No está por demás afirmar que los libros son nuevos en su contenido y en el diseño que acompaña los textos de cada concepto.
La Academia Mexicana de la Lengua, tuvo una participación directa en la redacción y en los contenidos, lo cual reitera la alta calidad de esta institución, integrada por intelectuales connotados.
Permítame platicarle que la distribución de los textos que efectuó la Secretaría de Educación Pública del Estado, a través de las Cordes, las cuales entregaron los libros a los directores y en muchos casos, además, a los presidentes municipales para la custodia de esos instrumentos de trabajo en las escuelas.

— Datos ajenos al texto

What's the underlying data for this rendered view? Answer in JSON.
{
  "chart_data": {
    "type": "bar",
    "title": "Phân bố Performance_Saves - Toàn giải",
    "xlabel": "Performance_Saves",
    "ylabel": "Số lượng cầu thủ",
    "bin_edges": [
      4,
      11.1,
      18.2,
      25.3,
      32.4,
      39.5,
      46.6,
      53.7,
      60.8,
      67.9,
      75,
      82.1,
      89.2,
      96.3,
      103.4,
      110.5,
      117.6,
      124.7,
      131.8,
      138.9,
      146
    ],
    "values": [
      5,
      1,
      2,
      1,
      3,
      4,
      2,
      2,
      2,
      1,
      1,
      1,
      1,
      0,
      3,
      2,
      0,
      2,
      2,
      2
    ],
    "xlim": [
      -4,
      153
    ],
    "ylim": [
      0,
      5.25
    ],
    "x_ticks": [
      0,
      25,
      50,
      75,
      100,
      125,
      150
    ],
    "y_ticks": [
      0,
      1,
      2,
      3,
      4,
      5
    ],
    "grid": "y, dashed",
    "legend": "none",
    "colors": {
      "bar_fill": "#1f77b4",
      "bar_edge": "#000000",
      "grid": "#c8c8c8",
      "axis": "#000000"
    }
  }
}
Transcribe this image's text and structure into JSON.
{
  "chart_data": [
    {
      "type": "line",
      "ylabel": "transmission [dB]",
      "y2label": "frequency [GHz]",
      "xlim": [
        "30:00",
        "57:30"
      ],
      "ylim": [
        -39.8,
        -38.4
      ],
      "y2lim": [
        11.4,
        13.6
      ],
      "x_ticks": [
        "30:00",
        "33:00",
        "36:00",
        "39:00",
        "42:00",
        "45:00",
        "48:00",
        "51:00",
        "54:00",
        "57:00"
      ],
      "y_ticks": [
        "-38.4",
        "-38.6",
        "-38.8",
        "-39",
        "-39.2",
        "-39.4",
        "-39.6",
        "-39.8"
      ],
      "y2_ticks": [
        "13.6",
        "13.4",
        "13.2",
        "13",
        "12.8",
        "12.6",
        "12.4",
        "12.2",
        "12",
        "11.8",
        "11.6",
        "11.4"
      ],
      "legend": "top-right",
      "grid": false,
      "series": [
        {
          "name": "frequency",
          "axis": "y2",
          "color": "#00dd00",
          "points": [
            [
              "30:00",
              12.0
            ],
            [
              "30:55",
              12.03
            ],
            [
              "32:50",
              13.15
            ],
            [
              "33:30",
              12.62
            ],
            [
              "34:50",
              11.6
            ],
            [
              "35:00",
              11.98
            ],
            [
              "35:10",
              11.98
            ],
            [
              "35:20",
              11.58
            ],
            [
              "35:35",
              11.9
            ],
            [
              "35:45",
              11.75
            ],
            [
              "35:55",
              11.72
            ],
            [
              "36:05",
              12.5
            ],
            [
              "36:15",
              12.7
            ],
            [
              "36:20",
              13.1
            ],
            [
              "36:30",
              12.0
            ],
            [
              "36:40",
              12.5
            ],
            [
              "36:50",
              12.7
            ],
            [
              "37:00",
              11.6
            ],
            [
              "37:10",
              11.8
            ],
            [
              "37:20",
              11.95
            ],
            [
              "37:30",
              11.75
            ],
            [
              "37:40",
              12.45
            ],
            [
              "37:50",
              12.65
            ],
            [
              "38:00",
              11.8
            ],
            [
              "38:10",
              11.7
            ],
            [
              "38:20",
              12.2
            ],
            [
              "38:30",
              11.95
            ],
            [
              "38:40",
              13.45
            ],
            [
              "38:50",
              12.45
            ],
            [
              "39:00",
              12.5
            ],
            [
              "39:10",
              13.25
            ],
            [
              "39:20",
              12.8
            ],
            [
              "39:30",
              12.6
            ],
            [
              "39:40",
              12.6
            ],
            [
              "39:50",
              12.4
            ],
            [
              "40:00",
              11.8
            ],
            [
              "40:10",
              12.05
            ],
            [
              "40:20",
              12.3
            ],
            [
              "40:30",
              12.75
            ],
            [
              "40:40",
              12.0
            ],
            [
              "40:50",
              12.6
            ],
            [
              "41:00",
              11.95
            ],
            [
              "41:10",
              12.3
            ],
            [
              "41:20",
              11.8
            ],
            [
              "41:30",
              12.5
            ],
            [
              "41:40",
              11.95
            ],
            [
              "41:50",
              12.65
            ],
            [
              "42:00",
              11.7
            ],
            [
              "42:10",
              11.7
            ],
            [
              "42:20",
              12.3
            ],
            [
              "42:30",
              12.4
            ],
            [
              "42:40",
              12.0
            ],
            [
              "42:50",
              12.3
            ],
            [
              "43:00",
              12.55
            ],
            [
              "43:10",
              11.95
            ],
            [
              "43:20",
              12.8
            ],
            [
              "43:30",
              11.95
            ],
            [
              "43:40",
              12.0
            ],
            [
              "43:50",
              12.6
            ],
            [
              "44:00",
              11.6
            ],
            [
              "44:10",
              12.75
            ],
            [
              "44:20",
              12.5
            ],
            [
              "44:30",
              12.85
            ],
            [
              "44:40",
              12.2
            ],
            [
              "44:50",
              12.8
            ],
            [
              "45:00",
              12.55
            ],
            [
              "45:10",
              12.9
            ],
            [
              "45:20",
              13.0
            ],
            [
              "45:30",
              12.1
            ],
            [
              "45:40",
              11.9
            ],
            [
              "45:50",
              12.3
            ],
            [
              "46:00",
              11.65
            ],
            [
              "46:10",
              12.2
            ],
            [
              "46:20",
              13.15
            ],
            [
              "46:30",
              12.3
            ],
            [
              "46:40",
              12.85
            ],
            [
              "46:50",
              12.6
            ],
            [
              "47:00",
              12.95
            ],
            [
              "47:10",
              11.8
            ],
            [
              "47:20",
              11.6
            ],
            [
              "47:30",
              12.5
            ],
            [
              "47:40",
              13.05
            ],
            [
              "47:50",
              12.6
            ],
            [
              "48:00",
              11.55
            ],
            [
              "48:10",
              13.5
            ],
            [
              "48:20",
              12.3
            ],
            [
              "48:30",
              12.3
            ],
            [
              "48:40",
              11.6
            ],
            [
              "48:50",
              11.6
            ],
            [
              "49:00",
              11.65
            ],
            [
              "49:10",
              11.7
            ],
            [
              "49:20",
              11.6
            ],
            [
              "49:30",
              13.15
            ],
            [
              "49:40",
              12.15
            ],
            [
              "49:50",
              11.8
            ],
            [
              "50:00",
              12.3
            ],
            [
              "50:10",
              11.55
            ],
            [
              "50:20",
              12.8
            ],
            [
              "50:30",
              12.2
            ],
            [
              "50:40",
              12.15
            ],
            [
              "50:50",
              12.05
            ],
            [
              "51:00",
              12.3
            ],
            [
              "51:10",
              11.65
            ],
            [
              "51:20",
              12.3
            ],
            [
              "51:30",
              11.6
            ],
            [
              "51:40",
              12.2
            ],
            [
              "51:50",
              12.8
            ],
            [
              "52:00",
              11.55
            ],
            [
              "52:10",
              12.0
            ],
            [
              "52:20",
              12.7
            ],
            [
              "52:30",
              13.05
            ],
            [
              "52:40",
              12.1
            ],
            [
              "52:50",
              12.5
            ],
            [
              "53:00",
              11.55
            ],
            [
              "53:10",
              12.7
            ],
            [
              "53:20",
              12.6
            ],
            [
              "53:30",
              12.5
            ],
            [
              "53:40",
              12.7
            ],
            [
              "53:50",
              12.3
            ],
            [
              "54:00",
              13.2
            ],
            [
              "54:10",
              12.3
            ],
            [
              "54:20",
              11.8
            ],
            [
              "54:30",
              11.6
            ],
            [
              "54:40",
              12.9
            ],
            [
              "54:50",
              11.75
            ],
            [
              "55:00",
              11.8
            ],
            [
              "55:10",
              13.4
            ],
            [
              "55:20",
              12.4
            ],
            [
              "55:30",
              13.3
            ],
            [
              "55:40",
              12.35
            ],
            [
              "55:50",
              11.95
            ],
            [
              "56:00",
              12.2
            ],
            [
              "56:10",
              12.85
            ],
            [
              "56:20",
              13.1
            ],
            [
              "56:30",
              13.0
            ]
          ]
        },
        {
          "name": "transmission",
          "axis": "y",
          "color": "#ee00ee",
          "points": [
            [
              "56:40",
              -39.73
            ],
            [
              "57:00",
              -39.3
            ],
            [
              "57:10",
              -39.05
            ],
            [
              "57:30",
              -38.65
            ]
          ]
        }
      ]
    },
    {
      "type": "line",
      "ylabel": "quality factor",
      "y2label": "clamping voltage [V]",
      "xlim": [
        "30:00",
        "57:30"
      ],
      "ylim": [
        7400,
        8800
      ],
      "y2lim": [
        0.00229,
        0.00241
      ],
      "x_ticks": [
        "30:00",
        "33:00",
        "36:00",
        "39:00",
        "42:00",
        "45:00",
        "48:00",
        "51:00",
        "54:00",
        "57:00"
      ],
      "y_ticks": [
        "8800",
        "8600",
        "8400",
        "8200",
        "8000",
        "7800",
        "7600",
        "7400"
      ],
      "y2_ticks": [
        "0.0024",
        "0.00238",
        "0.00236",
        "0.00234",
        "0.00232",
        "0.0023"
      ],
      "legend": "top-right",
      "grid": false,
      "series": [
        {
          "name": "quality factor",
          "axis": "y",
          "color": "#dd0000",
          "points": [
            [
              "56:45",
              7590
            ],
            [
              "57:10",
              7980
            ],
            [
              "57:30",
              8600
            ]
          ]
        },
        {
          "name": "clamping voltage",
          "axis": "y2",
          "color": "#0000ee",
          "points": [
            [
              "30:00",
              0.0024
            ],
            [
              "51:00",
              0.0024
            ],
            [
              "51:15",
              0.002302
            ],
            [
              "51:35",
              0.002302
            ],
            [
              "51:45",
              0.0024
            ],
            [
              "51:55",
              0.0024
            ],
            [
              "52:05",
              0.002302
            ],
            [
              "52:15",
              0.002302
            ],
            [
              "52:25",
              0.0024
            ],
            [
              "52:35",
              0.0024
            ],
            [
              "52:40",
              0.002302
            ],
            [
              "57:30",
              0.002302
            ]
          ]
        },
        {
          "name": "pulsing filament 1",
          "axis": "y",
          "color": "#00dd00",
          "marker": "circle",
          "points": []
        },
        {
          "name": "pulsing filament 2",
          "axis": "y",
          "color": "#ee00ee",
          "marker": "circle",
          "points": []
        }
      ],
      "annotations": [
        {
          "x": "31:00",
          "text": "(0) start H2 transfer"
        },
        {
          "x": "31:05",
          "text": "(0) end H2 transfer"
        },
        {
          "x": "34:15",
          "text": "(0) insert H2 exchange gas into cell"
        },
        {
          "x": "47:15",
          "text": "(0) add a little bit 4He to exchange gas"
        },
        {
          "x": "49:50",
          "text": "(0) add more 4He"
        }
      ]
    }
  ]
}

Hoy lunes, todos los estudiantes tienen sus libros de texto gratuitos.
Los niños de quinto año, de todas las escuelas, tendrán su tableta que cuidarán con esmero, pues es un instrumento liberador.
El poeta Rubén Darío escribió: “Juventud, divino tesoro, ya te vas para no volver, cuando quiero llorar no lloro, y a veces lloro sin querer”.